Skillful irradiation creates easy pathways for immune cells

Weber finds it relatively easy to combine different proteins: “To do this, we link up their genes and introduce them into cells, which then produce the fusion protein.” However, the researchers have to connect their protein switches to macromolecules themselves. For the “spaghetti” gel, Weber uses the red light receptor Cph1 from blue-green algae. “We had to produce grams of it,” he says. This is followed by the combination of two chemically different substances - Cph1 protein and polymer threads made of polyethylene glycol. Chemists like to cook up mixtures like this to create bonds. Sometimes they add aggressive acids or bases. But proteins do not tolerate this. “We had to do a lot of optimization until the bonding was successful and the gel circuit worked,” says Weber, “We did a lot of pioneering work in this area.”

Depending on its state, the gel imitates the properties of denser or lighter tissue. Weber has tested this in his work with Professor Wolfgang Schamel and Dr. Susana Minguet, both from the Institute of Biology III at the University of Freiburg. “We applied T-cells to the surface of the gel and applied an attractant for these cells in the gel,” Weber says. T-cells are immune cells that normally migrate through the body, hunting down enemies.

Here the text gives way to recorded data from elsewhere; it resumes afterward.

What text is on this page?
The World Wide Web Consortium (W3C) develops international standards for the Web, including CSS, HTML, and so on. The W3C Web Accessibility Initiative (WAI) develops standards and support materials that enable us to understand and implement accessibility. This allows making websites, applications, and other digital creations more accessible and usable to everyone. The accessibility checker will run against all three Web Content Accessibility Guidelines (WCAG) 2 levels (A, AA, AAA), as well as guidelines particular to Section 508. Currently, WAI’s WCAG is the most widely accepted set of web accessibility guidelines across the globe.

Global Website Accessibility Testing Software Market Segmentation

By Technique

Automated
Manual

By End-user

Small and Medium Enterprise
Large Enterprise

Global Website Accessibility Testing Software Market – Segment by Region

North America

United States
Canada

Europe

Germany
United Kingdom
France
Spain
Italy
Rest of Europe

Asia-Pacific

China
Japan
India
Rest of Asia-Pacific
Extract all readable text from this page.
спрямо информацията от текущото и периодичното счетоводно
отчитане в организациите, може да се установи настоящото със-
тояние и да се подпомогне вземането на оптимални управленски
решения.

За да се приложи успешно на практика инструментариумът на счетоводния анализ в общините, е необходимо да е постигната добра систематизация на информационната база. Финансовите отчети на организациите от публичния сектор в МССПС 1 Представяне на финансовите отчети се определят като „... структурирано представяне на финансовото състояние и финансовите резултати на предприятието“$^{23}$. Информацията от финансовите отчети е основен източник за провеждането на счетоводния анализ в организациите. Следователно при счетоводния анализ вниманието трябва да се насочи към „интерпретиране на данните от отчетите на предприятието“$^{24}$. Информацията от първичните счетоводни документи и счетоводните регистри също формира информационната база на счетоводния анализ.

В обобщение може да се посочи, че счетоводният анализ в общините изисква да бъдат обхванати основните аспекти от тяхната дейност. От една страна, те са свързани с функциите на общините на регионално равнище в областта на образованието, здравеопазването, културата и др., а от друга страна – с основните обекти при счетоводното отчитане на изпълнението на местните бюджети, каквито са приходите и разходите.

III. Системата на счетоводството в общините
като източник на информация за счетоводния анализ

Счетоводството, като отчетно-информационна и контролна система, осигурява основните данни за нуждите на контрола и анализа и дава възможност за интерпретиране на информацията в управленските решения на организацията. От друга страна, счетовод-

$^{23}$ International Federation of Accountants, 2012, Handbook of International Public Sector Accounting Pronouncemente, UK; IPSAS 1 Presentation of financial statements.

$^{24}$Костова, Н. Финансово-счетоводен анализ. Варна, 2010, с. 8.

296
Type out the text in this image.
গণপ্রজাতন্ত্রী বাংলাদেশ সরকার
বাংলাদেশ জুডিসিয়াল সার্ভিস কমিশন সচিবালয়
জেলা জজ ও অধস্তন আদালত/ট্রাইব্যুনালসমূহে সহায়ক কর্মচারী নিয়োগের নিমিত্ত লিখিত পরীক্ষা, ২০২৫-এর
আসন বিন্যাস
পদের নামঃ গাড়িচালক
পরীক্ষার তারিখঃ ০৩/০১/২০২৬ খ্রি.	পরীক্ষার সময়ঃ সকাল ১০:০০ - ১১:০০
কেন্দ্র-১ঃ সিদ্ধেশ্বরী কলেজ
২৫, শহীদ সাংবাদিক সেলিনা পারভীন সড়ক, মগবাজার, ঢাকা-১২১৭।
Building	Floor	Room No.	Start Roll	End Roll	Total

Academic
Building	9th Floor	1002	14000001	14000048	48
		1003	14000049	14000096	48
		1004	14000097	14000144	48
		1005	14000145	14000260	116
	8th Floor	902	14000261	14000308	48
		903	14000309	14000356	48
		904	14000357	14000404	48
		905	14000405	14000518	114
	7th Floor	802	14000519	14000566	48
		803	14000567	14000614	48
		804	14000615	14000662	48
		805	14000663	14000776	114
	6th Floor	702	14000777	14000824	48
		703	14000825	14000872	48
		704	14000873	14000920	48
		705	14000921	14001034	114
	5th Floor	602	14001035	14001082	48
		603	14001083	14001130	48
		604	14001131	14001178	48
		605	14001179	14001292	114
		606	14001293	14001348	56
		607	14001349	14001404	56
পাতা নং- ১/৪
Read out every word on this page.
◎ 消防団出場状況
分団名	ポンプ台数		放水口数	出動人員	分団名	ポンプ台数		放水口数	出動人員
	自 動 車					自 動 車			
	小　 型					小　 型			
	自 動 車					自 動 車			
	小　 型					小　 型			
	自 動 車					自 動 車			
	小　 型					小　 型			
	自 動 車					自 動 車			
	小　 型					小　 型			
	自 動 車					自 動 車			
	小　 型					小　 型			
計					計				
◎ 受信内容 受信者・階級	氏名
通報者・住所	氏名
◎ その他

T-cells are able to cope effortlessly with loose tissue and gel, but not with very solid tissue. “In the gel, we can even control the route of the cells by exchanging a few parts.” Skillful irradiation creates soft paths in hard areas.


The gel (blue) acts as artificial tissue – the researchers influence its mechanical properties and observe the condition needed for immune cells to pass through.

The spaghetti gel has another trick: Cph1 molecules can not only tie macromolecules together – the light-switches also have attachment points for T-cells. “This enables the immune cells to tug on the polymers,” says Weber, describing the result of his CIBSS cooperation with immunologists Schamel and Minguet, T-cells want to remove obstacles and try to find their way. How much strength do they have? Do they need time to adapt to environments of various densities? Which signaling processes are responsible for pulling and adapting? Science knows little about this.

“Each switch is also a sensor”

The CIBSS cooperation is therefore primarily concerned with how mechanical tissue properties influence the migration of T-cells. Can Weber and his colleagues give them new strength and get them to break through hard barriers? The long-term goal is to prevent solid tumors from mechanically blocking T-cell attacks. Maybe in the distant future, says Weber, who completed his doctorate and habilitation theses at ETH Zurich. He is a co-founder of a company seeking better treatments for tuberculosis. The method - which was successful in the test tube ten years ago - is still making its way to hospitals.

Weber, who has been Professor of Synthetic Biology in Freiburg since 2009, has another ace up his sleeve: “Each switch is also a sensor.” They are particularly useful as feelers for chemical markers in medical diagnostics. One of Weber's collaborations has produced a chip that can determine the concentration of an antibiotic in the blood within five minutes. This enables doctors to give patients the optimal amount of medication at any time. Wilfried Weber has already taken one step towards his desired goal of benefiting human health.

 

CIBSS – Centre for Integrative Biological Signaling Studies

CIBSS is one of the two new Clusters of Excellence at the University of Freiburg. In CIBSS, more than 60 working groups will investigate biological signalling processes of immune cells and mitochondria, and in organ development and in plant roots. The researchers come from six faculties – for Biology, Mathematics and Physics, Medicine, Chemistry and Pharmacy, Engineering, and Law. The University Medical Center and the Max Planck Institute of Immunobiology and Epigenetics are also participating in CIBSS. The German Research Foundation (DFG) is funding the Cluster from the beginning of 2019 until the end of 2025.